Flores y árboles: cuando la animación empezó a tomarse en serio

En 1932, Disney estrenó Flores y árboles, un cortometraje que marcaría un antes y un después en la historia del cine de animación. No se trataba solo de una nueva entrega de la serie Silly Symphonies, sino de una obra que acabaría cambiando la percepción de la animación como lenguaje artístico.

Ese mismo año, Flores y árboles hizo historia al convertirse en el primer cortometraje animado en recibir un Premio de la Academia, inaugurando la categoría que hoy conocemos como Óscar al Mejor Cortometraje de Animación. Este reconocimiento supuso un paso decisivo: la animación dejaba de ser vista como un simple entretenimiento o una rareza técnica para situarse al mismo nivel que el cine de acción real.

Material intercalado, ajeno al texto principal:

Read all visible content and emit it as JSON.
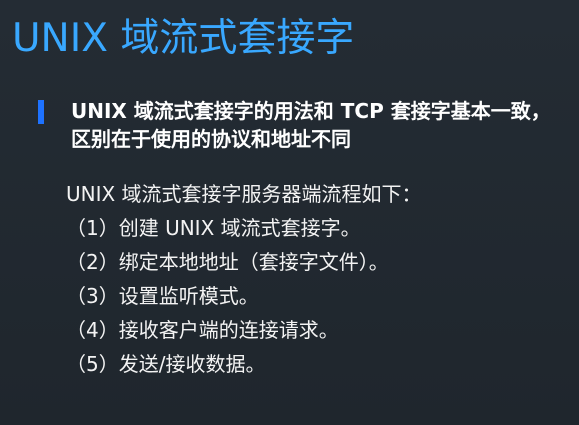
{
  "slide": {
    "title": "UNIX 域流式套接字",
    "bullet": "UNIX 域流式套接字的用法和 TCP 套接字基本一致，区别在于使用的协议和地址不同",
    "lines": [
      "UNIX 域流式套接字服务器端流程如下：",
      "（1）创建 UNIX 域流式套接字。",
      "（2）绑定本地地址（套接字文件）。",
      "（3）设置监听模式。",
      "（4）接收客户端的连接请求。",
      "（5）发送/接收数据。"
    ]
  },
  "colors": {
    "background": "#242c34",
    "title": "#39a8ff",
    "bullet_bar": "#1e72ff",
    "text": "#ffffff"
  }
}
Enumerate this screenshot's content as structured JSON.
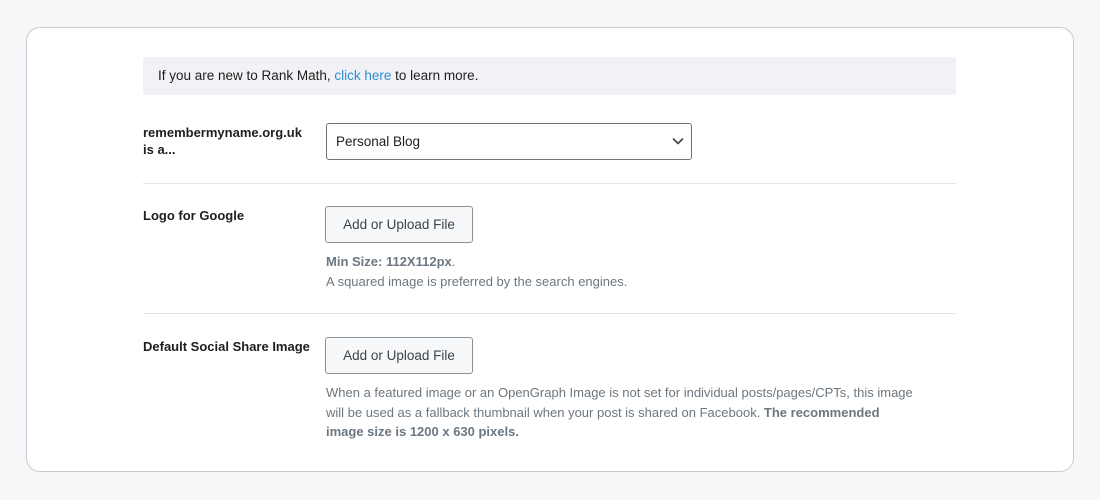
{
  "notice": {
    "prefix": "If you are new to Rank Math, ",
    "link": "click here",
    "suffix": " to learn more."
  },
  "site_type": {
    "label_line1": "remembermyname.org.uk",
    "label_line2": "is a...",
    "selected": "Personal Blog"
  },
  "logo": {
    "label": "Logo for Google",
    "button": "Add or Upload File",
    "min_size": "Min Size: 112X112px",
    "min_size_end": ".",
    "hint": "A squared image is preferred by the search engines."
  },
  "social": {
    "label": "Default Social Share Image",
    "button": "Add or Upload File",
    "desc_line1": "When a featured image or an OpenGraph Image is not set for individual posts/pages/CPTs, this image",
    "desc_line2": "will be used as a fallback thumbnail when your post is shared on Facebook. ",
    "desc_bold2": "The recommended",
    "desc_bold3": "image size is 1200 x 630 pixels."
  },
  "colors": {
    "link": "#2b8ed0",
    "notice_bg": "#f0f2f5",
    "muted_text": "#6c7781"
  },
  "icons": {
    "select_arrow": "chevron-down-icon"
  }
}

El logro fue aún más significativo por su apuesta tecnológica. En una época dominada por el blanco y negro, Disney se arriesgó a rehacer el cortometraje utilizando el Technicolor de tres tiras, un sistema que permitía una riqueza cromática nunca vista hasta entonces en el cine animado. El resultado fue un estallido de color que sorprendió tanto al público como a la crítica.

Con Flores y árboles, Disney no solo ganó un Óscar: demostró que la animación podía emocionar, innovar y aspirar a un reconocimiento artístico pleno. Un pequeño corto que, casi un siglo después, sigue siendo una pieza clave para entender la evolución del cine y de la cultura audiovisual.